180G setup??

  • We are currently upgrading MFK. thanks! -neo
Am i the only one to have a 220 in a hundred something year old house with a cellar and no floor reinforcement?
 
I live in a mobile home and have a 125 gallon tank running parallel to the floor joists. I for one can tell you that this was a recipe for disaster. One of the floor joists under the tank shifted and the whole tank leaned back towards the wall around 2 inches. I was home when it happened and there was water spilling over the back of the tank. miraculously the seams and the glass held. This was 8 months ago and the tank is still up and running. I have since reinforced the floor to the point where a tornado could take the house away but the tank and that part of the floor will still be there. I doubled all floor joists in the area. I put crossbracing with hurricane plates every 12 inches. Then I packed the whole floor with insulation and covered the underside with 2x12 boards. then I bricked up to the floor from the ground and pounded shims in to make it tight.
 
takinap;3535030; said:
Am i the only one to have a 220 in a hundred something year old house with a cellar and no floor reinforcement?


Hi (several months later...),

nope I have an 8'x2'x2' (220 US gallon) on wooden joists on the ground floor in a 100 year old english terraced house.
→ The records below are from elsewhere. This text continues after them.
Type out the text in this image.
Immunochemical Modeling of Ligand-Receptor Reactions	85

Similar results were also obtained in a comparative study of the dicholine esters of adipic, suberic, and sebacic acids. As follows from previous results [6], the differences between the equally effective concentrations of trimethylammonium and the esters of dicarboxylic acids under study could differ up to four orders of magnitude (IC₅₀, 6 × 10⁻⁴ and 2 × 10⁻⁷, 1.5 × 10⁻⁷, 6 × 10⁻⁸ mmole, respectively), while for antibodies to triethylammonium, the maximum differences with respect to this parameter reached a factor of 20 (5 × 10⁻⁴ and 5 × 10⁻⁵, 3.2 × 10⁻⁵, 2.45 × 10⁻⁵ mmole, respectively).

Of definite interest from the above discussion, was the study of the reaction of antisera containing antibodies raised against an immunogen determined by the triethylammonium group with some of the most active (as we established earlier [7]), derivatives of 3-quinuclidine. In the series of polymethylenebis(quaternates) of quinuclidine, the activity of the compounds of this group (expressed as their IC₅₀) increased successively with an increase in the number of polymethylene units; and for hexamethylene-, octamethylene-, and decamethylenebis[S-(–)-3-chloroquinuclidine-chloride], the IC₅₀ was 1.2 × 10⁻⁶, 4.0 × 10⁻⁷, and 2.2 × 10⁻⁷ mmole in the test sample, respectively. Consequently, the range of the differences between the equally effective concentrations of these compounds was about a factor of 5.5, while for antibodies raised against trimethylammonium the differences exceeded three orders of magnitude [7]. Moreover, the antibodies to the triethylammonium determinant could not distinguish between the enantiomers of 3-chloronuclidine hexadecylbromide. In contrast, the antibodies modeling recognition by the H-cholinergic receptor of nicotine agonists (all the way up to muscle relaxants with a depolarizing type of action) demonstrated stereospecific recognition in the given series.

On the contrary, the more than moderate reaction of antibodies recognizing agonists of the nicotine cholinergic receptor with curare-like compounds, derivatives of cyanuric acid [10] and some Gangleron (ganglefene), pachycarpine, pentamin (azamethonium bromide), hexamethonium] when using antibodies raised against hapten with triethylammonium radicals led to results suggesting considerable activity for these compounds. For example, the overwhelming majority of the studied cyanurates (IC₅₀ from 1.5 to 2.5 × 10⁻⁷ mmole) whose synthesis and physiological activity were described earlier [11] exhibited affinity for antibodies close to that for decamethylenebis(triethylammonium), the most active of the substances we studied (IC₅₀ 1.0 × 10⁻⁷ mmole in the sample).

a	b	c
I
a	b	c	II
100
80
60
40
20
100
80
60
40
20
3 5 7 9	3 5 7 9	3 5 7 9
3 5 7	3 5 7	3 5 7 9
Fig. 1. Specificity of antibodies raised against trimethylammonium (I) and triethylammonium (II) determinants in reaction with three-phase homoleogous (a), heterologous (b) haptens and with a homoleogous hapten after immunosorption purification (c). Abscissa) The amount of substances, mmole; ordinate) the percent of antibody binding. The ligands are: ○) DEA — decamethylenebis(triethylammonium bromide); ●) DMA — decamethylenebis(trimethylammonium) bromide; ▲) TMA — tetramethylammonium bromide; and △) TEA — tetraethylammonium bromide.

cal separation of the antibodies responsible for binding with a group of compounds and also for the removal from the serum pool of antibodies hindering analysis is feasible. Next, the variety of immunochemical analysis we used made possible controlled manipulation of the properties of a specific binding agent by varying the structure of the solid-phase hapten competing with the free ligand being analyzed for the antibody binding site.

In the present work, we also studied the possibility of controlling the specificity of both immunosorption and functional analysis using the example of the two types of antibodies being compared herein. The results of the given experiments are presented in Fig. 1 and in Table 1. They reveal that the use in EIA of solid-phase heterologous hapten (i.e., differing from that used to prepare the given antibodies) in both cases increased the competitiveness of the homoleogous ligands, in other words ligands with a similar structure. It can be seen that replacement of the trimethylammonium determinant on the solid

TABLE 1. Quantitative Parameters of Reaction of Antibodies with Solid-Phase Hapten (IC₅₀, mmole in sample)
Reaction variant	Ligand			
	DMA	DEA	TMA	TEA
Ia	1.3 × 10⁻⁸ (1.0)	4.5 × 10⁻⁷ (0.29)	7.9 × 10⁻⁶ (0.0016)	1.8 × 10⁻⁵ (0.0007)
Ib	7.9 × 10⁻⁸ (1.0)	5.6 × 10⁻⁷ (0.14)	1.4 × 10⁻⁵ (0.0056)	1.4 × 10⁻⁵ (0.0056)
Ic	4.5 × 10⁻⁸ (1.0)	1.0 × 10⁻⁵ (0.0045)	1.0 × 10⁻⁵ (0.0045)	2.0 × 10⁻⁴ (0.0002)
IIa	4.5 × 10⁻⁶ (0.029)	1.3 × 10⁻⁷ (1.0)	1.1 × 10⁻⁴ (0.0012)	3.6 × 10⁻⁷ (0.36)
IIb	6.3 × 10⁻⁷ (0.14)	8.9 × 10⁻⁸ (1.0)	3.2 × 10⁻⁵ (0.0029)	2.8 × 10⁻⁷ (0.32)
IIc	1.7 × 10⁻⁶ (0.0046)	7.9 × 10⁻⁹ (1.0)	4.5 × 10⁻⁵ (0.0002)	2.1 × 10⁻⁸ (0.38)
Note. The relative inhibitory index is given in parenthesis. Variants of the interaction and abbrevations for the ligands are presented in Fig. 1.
However it is running across where my downstairs used to be divided into two rooms. The joists meet here from either ends of the house resting over two walls, which help support the weight of the floor.

I have not added any reinforcements, the tank has been there two years and the floor is sturdy and no perceivable joist movment, bending, cracks in walls (omg).

However i am thinking of upgrading to an 8'x3'x2.5' which is somthing close to 400 US gals? 2 tonnes in total weight. So yeah I am looking at ways to reinforce although speaking to a registered builder he beleived that the existing support would probably hold (although he would not put it writing). i was thinking about trench struts (accro props are too tall) to vertically support the joists, my floor space is less than a meter.